The Edinburgh Book Festival is just a part of all that goes in the city during the month of August. The Edinburgh Festival runs the entire month, as does the wild and crazy Fringe Festival. The Art Festival runs concurrently also; plus, there is the Military Tattoo that goes on each night, culminating with amazing fireworks over Edinburgh Castle. My friends and I rented a flat in the Grassmarket in the "Old" town that had a stunning balcony view of the Castle, and we would take a glass of wine and sit up there watching the fireworks. Our flat also faced the Grassmarket, and we enjoyed an unobstructed view of all of the wild and crazy buskers who entertained the crowds --- from jugglers to bagpipers to the Dudu Guru who took 20 or more people (armed with headphones) up and down the streets dancing and singing.
The International Book Festival started on August 13th; we arrived on the 16th, and I just missed getting to attend author Alison Weir's lecture. It was centered in Charlotte Square in the "New" town (Georgian era).

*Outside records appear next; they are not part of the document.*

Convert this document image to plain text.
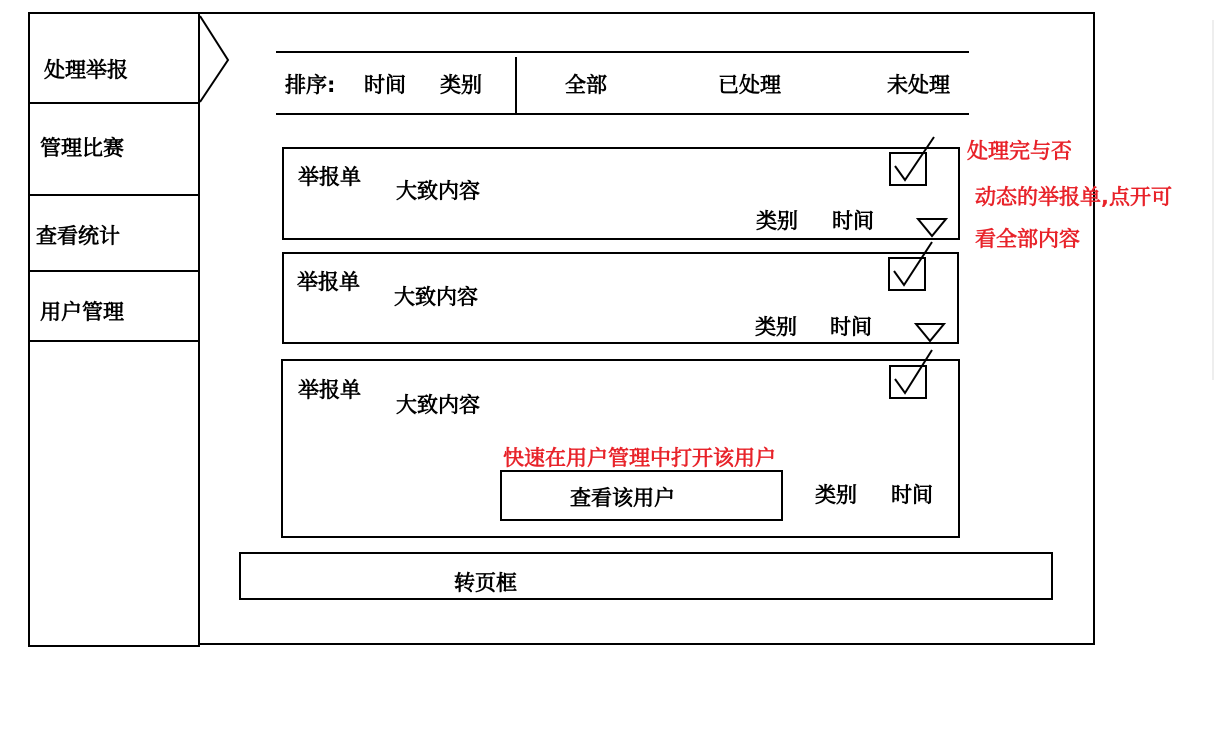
处理举报
管理比赛
查看统计
用户管理
排序: 时间 类别	全部	已处理	未处理
举报单
大致内容
类别 时间
举报单
大致内容
类别 时间
举报单
大致内容
类别 时间
查看该用户
转页框
处理完与否
动态的举报单,点开可
看全部内容
快速在用户管理中打开该用户
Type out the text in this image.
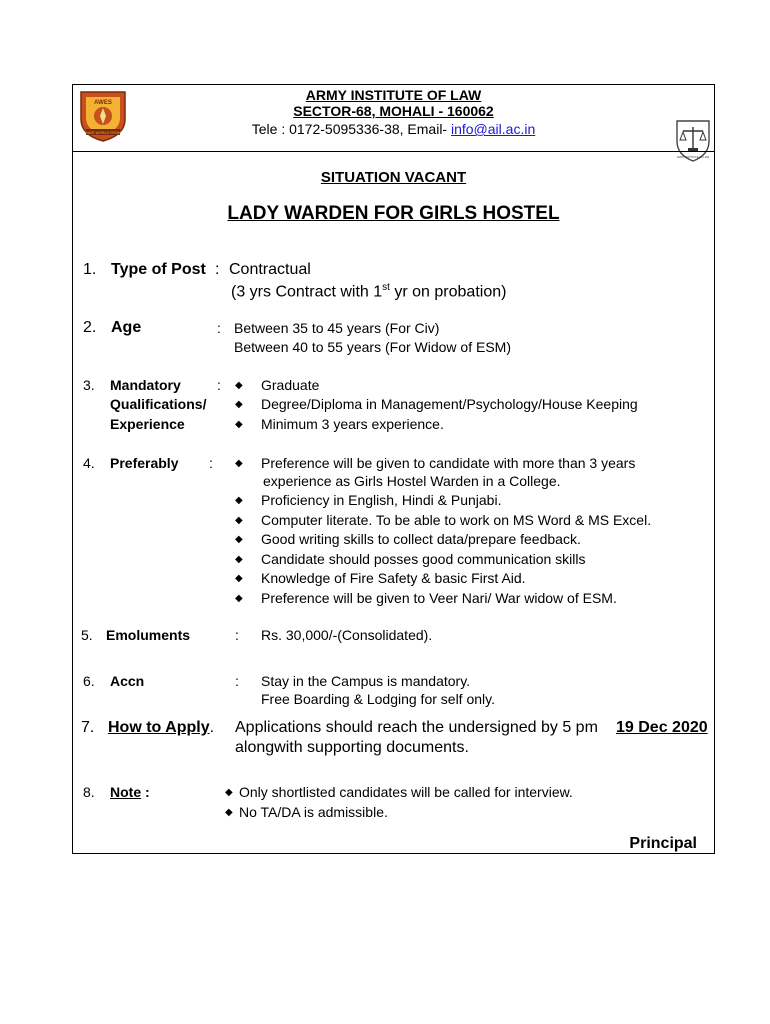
AWES
SAVE WORLD FROM
ARMY INSTITUTE OF LAW
ARMY INSTITUTE OF LAW
SECTOR-68, MOHALI - 160062
Tele : 0172-5095336-38, Email- info@ail.ac.in
SITUATION VACANT
LADY WARDEN FOR GIRLS HOSTEL
1. Type of Post : Contractual
(3 yrs Contract with 1st yr on probation)
2. Age	: Between 35 to 45 years (For Civ)
Between 40 to 55 years (For Widow of ESM)
3. Mandatory
Qualifications/
Experience
: ◆ Graduate
◆ Degree/Diploma in Management/Psychology/House Keeping
◆ Minimum 3 years experience.
4. Preferably : ◆ Preference will be given to candidate with more than 3 years
experience as Girls Hostel Warden in a College.
◆ Proficiency in English, Hindi & Punjabi.
◆ Computer literate. To be able to work on MS Word & MS Excel.
◆ Good writing skills to collect data/prepare feedback.
◆ Candidate should posses good communication skills
◆ Knowledge of Fire Safety & basic First Aid.
◆ Preference will be given to Veer Nari/ War widow of ESM.
5. Emoluments	: Rs. 30,000/-(Consolidated).
6. Accn	: Stay in the Campus is mandatory.
Free Boarding & Lodging for self only.
7. How to Apply. Applications should reach the undersigned by 5 pm 19 Dec 2020
alongwith supporting documents.
8. Note :	◆ Only shortlisted candidates will be called for interview.
◆ No TA/DA is admissible.
Principal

There were tents set up around an open area where people could sit and read or chat or drink tea, a vast tent of new publications, and one just for children's books. The authors spoke in various locations, but there were a few in this area, and the lines to get in were huge. Sadly, I didn't get to attend any of these, mostly because I didn't know the authors, or the tickets were long sold out. My friend who lives in Edinburgh was busy the entire time attending lectures, many with her granddaughters. It's a vibrant scene, and I met quite a few Americans loaded down with books while waiting to purchase mine!
If you've never been to Edinburgh, August is the month to go. Yes, it's crowded, but what an atmosphere! There is something going on at every corner. Book early!
We also took an escorted two day side trip to Inverness and the Highlands. This was mostly to visit the Culloden Battlefield, as all three of us are Outlander fans (I’ve been a fan since 1997!). The moor where the battle took place has been changed over the years since I was first there in 1996. There is an amazing tourist building that the National Trust built, and it's very impressive. It's interactive and can be heart wrenching when in the 360 degree video. Walking the moor is sobering, especially seeing the stone monuments with the clan names of those who are buried there. Our tour also took us to Clava Cairns nearby, which had all of the Outlander fans on the bus comparing it to Craig na Dun.
So, I highly recommend a trip to Scotland, whether it's to experience the Festivals or to tour the Highlands. It's a beautiful country.